Et l’on voudrait nous faire croire qu’il nous faudrait taire la merveilleuse nouvelle du salut, qu’il nous faudrait épouser les idées du monde sous prétexte d’une humilité chrétienne cachant en réalité un amour propre mondain et la mesquine sauvegarde d’une réputation sociale ?
J’entends déjà la voix doucereuse du démon susurrant à l’oreille de notre conscience bien-pensante :
« Comment peux-tu te dire détenteur de la vérité ? Tu es bien orgueilleux ! Allons, un peu d’humilité si tu veux être un bon chrétien, tais-toi donc, tu y gagneras en sainteté. »
Mais qui a dit que prêcher la vérité avec certitude, c’était la posséder ?
Bien sûr que nous ne possédons pas la vérité, qui possède le Christ ?
Nous l’avons reçue par pure grâce, sans aucun mérite de notre part et précisément la plus grande des charités est de partager avec tous le trésor qui nous a été confié et que nous portons en nous, pauvres vases d’argile, quitte à en payer le prix fort.
C’est là le sens profond de la devise de notre Très Saint Père le Pape Benoît XVI : « Coopérateurs de la vérité ».
Il ne se dérobe pas devant les loups mais enseigne sans relâche, avec douceur et véritable humilité, l’amour total de Dieu pour les hommes.
Cette vocation à l’amour de Dieu et du prochain, cet enjeu fondamental du salut éternel se joue dès ici-bas. Le jugement, à l’heure de notre mort, se fera sur la façon dont nous aurons aimé.

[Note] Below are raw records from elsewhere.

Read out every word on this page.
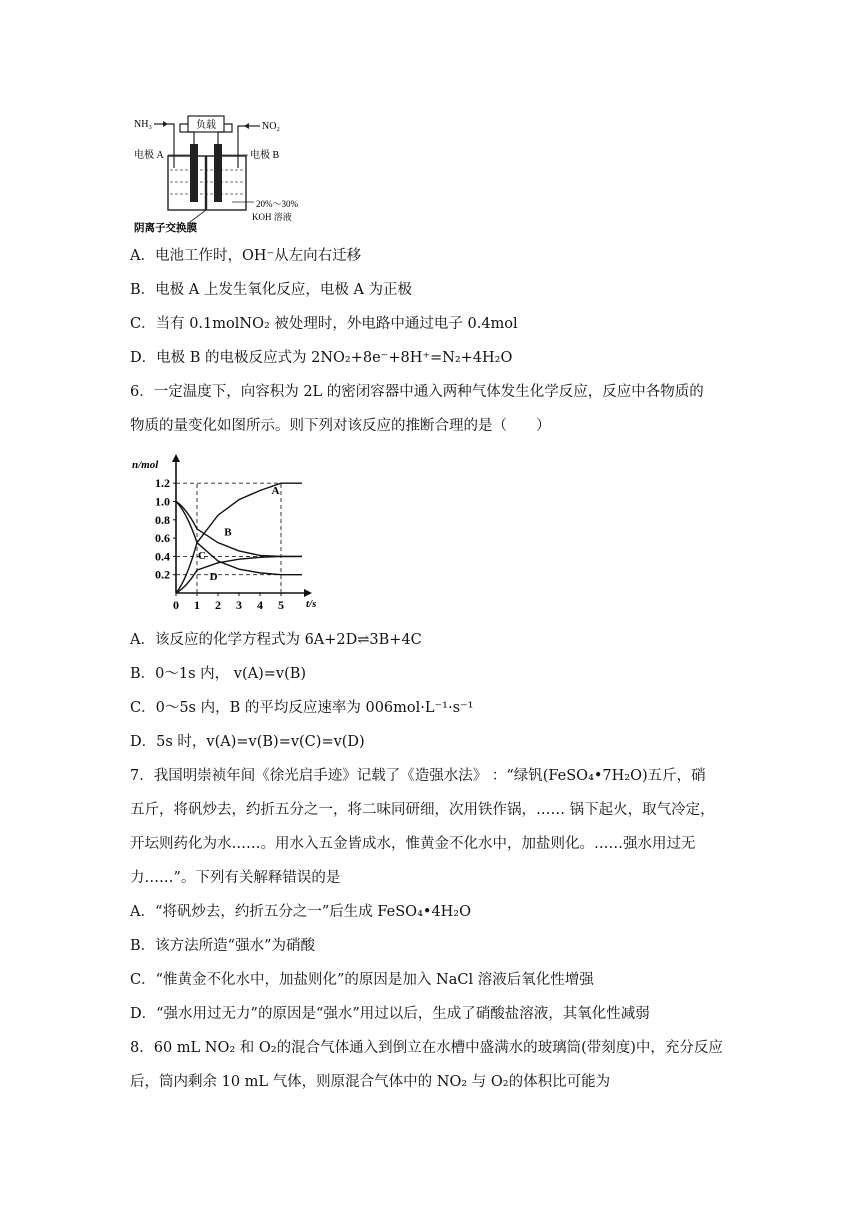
NH₃	NO₂
负载
电极 A	电极 B
20%～30%
KOH 溶液
阴离子交换膜
A．电池工作时，OH⁻从左向右迁移
B．电极 A 上发生氧化反应，电极 A 为正极
C．当有 0.1molNO₂ 被处理时，外电路中通过电子 0.4mol
D．电极 B 的电极反应式为 2NO₂+8e⁻+8H⁺=N₂+4H₂O
6．一定温度下，向容积为 2L 的密闭容器中通入两种气体发生化学反应，反应中各物质的
物质的量变化如图所示。则下列对该反应的推断合理的是（　　）
n/mol
t/s
0.2
0.4
0.6
0.8
1.0
1.2
0 1 2 3 4 5
A
B
C
D
A．该反应的化学方程式为 6A+2D⇌3B+4C
B．0～1s 内， v(A)=v(B)
C．0～5s 内，B 的平均反应速率为 006mol·L⁻¹·s⁻¹
D．5s 时，v(A)=v(B)=v(C)=v(D)
7．我国明崇祯年间《徐光启手迹》记载了《造强水法》 ：“绿钒(FeSO₄•7H₂O)五斤，硝
五斤，将矾炒去，约折五分之一，将二味同研细，次用铁作锅，…… 锅下起火，取气冷定，
开坛则药化为水……。用水入五金皆成水，惟黄金不化水中，加盐则化。……强水用过无
力……”。下列有关解释错误的是
A．“将矾炒去，约折五分之一”后生成 FeSO₄•4H₂O
B．该方法所造“强水”为硝酸
C．“惟黄金不化水中，加盐则化”的原因是加入 NaCl 溶液后氧化性增强
D．“强水用过无力”的原因是“强水”用过以后，生成了硝酸盐溶液，其氧化性减弱
8．60 mL NO₂ 和 O₂的混合气体通入到倒立在水槽中盛满水的玻璃筒(带刻度)中，充分反应
后，筒内剩余 10 mL 气体，则原混合气体中的 NO₂ 与 O₂的体积比可能为
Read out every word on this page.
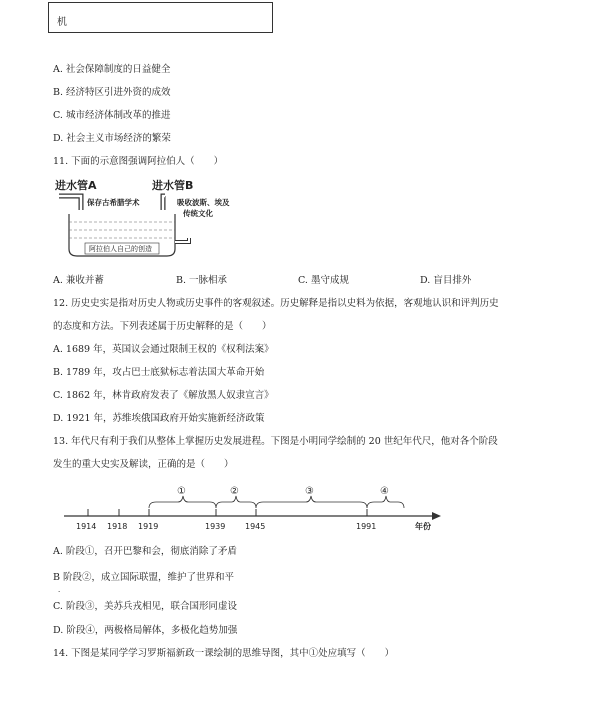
机
A. 社会保障制度的日益健全
B. 经济特区引进外资的成效
C. 城市经济体制改革的推进
D. 社会主义市场经济的繁荣
11. 下面的示意图强调阿拉伯人（　　）
进水管A
保存古希腊学术
进水管B
吸收波斯、埃及
传统文化
阿拉伯人自己的创造
A. 兼收并蓄	B. 一脉相承	C. 墨守成规	D. 盲目排外
12. 历史史实是指对历史人物或历史事件的客观叙述。历史解释是指以史料为依据，客观地认识和评判历史
的态度和方法。下列表述属于历史解释的是（　　）
A. 1689 年，英国议会通过限制王权的《权利法案》
B. 1789 年，攻占巴士底狱标志着法国大革命开始
C. 1862 年，林肯政府发表了《解放黑人奴隶宣言》
D. 1921 年，苏维埃俄国政府开始实施新经济政策
13. 年代尺有利于我们从整体上掌握历史发展进程。下图是小明同学绘制的 20 世纪年代尺，他对各个阶段
发生的重大史实及解读，正确的是（　　）
1914 1918 1919	1939 1945	1991	年份
①	②	③	④
A. 阶段①，召开巴黎和会，彻底消除了矛盾
B 阶段②，成立国际联盟，维护了世界和平
.
C. 阶段③，美苏兵戎相见，联合国形同虚设
D. 阶段④，两极格局解体，多极化趋势加强
14. 下图是某同学学习罗斯福新政一课绘制的思维导图，其中①处应填写（　　）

Au scribe qui lui demande quel est le premier des commandements, Jésus répond :
« Tu aimeras le Seigneur ton Dieu de tout ton cœur, de toute ton âme, de tout ton esprit et de toute ta force » et « Tu aimeras ton prochain comme toi-même » ; Il ajoute qu’il n’y a pas de commandement plus grand que ceux-là.
En réalité, ces deux commandements ne font qu’un.
Comme l’affirme saint Jean dans sa première lettre :
« Si quelqu’un dit : « j’aime Dieu » alors qu’il a de la haine contre son frère, c’est un menteur. En effet, celui qui n’aime pas son frère qu’il voit est incapable d’aimer Dieu qu’il ne voit pas. »
Il s’agit donc d’aimer Dieu et d’aimer son prochain « comme soi-même».
Le Christ reprend ici un commandement du livre du Lévitique.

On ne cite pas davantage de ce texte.